The latest New Zealand Manufacturers and Exporters Association (NZMEA) Survey of Business Conditions completed during October 2012, shows total sales in September 2012 increased 3.07% (export sales increased by 38% with domestic sales decreasing 18%) on September 2011.
The NZMEA survey sample this month covered NZ$384m in annualised sales, with an export content of 50%.
Net confidence fell from -10 last month to -33 this month.
The current performance index (a combination of profitability and cash flow) is at 98, down from 102 in August, the change index (capacity utilisation, staff levels, orders and inventories) went down to 98 from 101 in the last survey, and the forecast index (investment, sales, profitability and staff) is at 96, down on August’s result of 100. Anything less than 100 indicates a contraction.
Constraints reported were 89% markets and 11% skilled staff.

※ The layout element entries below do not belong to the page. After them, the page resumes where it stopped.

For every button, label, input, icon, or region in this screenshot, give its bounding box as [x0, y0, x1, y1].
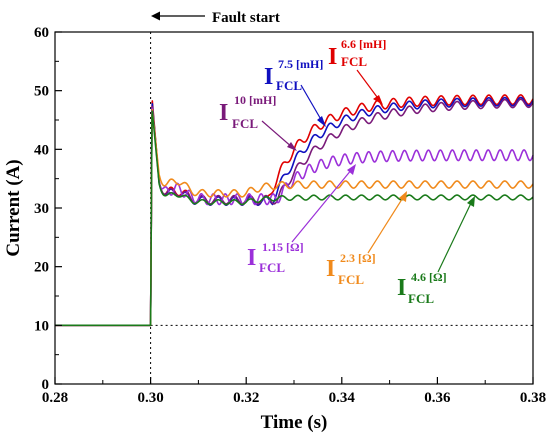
series-line-3 — [54, 98, 534, 327]
x-tick-label: 0.30 — [137, 390, 163, 406]
label-4.6-ohm: I 4.6 [Ω] FCL — [397, 270, 447, 306]
fault-start-label: Fault start — [212, 10, 280, 26]
series-line-6 — [54, 110, 534, 327]
pointer-arrows — [261, 69, 475, 273]
y-tick-label: 10 — [34, 318, 49, 334]
series-line-4 — [54, 107, 534, 327]
y-axis-title: Current (A) — [3, 159, 24, 256]
y-tick-label: 60 — [34, 25, 49, 41]
x-tick-label: 0.38 — [520, 390, 546, 406]
y-tick-label: 30 — [34, 201, 49, 217]
plot-frame — [54, 31, 534, 385]
series-line-1 — [54, 94, 534, 327]
x-tick-label: 0.32 — [233, 390, 259, 406]
series-line-5 — [54, 108, 534, 327]
y-tick-label: 40 — [34, 142, 49, 158]
series-line-2 — [54, 96, 534, 327]
x-axis-title: Time (s) — [261, 412, 328, 433]
label-2.3-ohm: I 2.3 [Ω] FCL — [326, 251, 376, 287]
x-tick-label: 0.28 — [42, 390, 68, 406]
x-tick-label: 0.36 — [424, 390, 451, 406]
axis-ticks: 0.28 0.30 0.32 0.34 0.36 0.38 0 10 20 30 40 50 60 — [34, 25, 546, 406]
fault-arrow-head — [151, 11, 160, 21]
label-7.5-mh: I 7.5 [mH] FCL — [264, 57, 323, 93]
y-tick-label: 0 — [42, 377, 50, 393]
label-10-mh: I 10 [mH] FCL — [219, 93, 276, 131]
series-lines — [54, 32, 534, 384]
x-tick-label: 0.34 — [329, 390, 356, 406]
label-6.6-mh: I 6.6 [mH] FCL — [328, 37, 386, 70]
y-tick-label: 20 — [34, 260, 49, 276]
label-1.15-ohm: I 1.15 [Ω] FCL — [247, 240, 304, 275]
y-tick-label: 50 — [34, 84, 49, 100]
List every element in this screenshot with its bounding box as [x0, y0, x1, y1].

Staff numbers for September increased year on year by 1.7%.
“You would think with strong growth in exports year on year we would be seeing sentiment follow, but as always sales are vanity, profits are sanity – and of course profitability is ruined by the exchange rate,” says NZMEA Chief Executive John Walley.
“The first OCR review by the new Reserve Bank Governor produced much of the same; an overblown view of inflation pressure of the back of growth in the domestic sector. We have seen all this before.”
“Meanwhile the Government is in denial of the problems facing the manufacturing sector; in denial of the policy options being used elsewhere, even claiming they don’t work when they are manifestly successful.”
“This comes down to culture, if you have a do nothing mind-set doing anything is always going to be a bit too hard and you would need to think.”
“Consider the Swiss decision to impose a limit on the rise of the Swiss Franc against the Euro. That decision is not made in siloed isolation; it is a political choice that is pro-jobs in the Swiss export sector and against cheap imports for everyone in Switzerland.”
“In a world of such interventions New Zealand policy makers need to wake up and respond,” said Walley.